Long Short Term Memory (LSTM) networks
We benchmark an LSTM model consisting of a stack of LSTMs followed by a linear layer.
class LSTM(nn.Module):
def __init__(self, num_layers, input_size, hidden_size, output_size):
super().__init__()
assert num_layers >= 1
self.lstm = vollo_torch.nn.LSTM(
input_size, hidden_size, num_layers=num_layers
)
self.fc = nn.Linear(hidden_size, output_size)
def forward(self, x):
x = self.lstm(x)
x = self.fc(x)
return x
For all the benchmarked models, the input size is the same as the hidden size for all models and the output size is set to 32. The layers refers to the number of LSTM layers in the stack. The batch size and sequence length are both set to 1 (i.e., we benchmark a single timestep). Consecutive inferences are run with spacing between them to minimise latency.
We have also had LSTM models benchmarked and audited as part of a STAC-ML submission where we held the lowest latency across all models. Please refer to our STAC-ML submissions for more details:
Note that Vollo's current performance, as shown in the tables below, is significantly improved over the STAC-ML submissions.

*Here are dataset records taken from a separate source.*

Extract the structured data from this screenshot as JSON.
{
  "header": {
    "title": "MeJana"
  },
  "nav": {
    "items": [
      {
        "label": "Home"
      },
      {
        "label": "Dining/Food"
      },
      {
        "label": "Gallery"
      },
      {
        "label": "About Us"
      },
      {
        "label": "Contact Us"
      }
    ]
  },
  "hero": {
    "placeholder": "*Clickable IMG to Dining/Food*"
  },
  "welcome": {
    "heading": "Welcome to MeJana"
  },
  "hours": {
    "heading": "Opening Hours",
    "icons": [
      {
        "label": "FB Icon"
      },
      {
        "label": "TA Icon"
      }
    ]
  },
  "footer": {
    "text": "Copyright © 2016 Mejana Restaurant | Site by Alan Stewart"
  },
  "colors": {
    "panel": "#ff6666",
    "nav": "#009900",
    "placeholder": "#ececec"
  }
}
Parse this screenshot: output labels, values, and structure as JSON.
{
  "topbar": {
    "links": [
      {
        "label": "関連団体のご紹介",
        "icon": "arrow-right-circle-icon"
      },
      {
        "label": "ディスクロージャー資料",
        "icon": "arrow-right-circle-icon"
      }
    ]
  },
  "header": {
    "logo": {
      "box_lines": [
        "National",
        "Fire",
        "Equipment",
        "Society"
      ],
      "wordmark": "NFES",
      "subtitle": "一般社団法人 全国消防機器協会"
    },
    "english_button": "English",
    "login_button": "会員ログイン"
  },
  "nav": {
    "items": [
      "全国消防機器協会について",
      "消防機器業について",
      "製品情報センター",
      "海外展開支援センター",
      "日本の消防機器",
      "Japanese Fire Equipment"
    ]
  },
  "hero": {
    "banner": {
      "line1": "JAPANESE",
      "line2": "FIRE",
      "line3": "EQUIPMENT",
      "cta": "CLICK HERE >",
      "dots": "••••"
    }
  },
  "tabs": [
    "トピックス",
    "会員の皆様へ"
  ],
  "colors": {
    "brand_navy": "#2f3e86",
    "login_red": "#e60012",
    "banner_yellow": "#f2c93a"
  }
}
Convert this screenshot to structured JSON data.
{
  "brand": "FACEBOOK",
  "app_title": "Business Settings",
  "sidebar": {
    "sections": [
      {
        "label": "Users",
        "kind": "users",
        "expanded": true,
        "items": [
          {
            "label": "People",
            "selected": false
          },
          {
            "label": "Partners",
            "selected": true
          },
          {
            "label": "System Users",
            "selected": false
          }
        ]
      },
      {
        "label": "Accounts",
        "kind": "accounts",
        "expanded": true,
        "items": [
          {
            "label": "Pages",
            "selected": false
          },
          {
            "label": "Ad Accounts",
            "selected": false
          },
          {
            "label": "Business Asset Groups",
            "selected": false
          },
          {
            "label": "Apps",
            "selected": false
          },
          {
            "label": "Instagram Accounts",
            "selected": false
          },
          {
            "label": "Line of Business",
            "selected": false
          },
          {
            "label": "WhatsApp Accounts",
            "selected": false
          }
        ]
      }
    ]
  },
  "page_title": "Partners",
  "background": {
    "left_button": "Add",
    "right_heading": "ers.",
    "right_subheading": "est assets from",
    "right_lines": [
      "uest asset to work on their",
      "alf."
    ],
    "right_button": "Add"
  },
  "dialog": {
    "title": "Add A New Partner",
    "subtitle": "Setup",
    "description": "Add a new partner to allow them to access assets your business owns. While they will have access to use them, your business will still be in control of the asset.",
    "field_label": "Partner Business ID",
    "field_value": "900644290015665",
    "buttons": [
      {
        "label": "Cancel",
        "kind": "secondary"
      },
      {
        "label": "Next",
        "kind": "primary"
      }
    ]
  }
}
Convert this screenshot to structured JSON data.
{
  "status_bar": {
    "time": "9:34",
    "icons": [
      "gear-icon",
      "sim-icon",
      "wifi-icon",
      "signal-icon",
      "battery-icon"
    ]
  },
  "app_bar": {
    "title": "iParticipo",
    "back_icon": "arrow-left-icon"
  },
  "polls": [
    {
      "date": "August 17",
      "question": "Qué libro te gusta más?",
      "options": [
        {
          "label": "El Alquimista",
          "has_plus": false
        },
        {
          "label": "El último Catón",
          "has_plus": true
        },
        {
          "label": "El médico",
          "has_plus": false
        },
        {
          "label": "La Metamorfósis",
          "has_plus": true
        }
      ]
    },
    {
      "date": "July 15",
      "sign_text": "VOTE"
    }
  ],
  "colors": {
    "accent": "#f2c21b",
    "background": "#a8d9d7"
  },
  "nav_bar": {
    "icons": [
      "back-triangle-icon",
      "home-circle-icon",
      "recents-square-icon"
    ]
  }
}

V80: 6 core, block size 32
V80 PCIe optimisations underway, improvements coming in the next release
| Model | Layers | Hidden size | Parameters | Mean latency (us) | 99th percentile latency (us) |
|---|---|---|---|---|---|
| lstm_tiny | 2 | 128 | 268K | 2.8 | 2.8 |
| lstm_small | 3 | 256 | 1.6M | 3.3 | 3.4 |
| lstm_med | 3 | 480 | 5.6M | 4.3 | 4.5 |
| lstm_med_deep | 6 | 320 | 4.9M | 4.5 | 4.8 |
| lstm_large | 3 | 960 | 22.2M | 8.5 | 8.7 |
IA-840F: 3 core, block size 64
| Model | Layers | Hidden size | Parameters | Mean latency (μs) | 99th Percentile latency (μs) |
|---|---|---|---|---|---|
| lstm_tiny | 2 | 128 | 266K | 1.9 | 2.0 |
| lstm_small | 3 | 256 | 1.6M | 3.0 | 3.1 |
| lstm_med | 3 | 480 | 5.5M | 4.2 | 4.4 |
| lstm_med_deep | 6 | 320 | 4.9M | 4.3 | 4.5 |
The large model is not supported on the IA-840F accelerator card as it is too large to fit in the accelerator memory.
IA-420F: 6 core, block size 32
| Model | Layers | Hidden size | Parameters | Mean latency (μs) | 99th Percentile latency (μs) |
|---|---|---|---|---|---|
| lstm_tiny | 2 | 128 | 266K | 2.2 | 2.3 |
| lstm_small | 3 | 256 | 1.6M | 4.2 | 4.4 |
The medium and large models are not supported on the IA-420F accelerator card as they are too large to fit in the accelerator memory.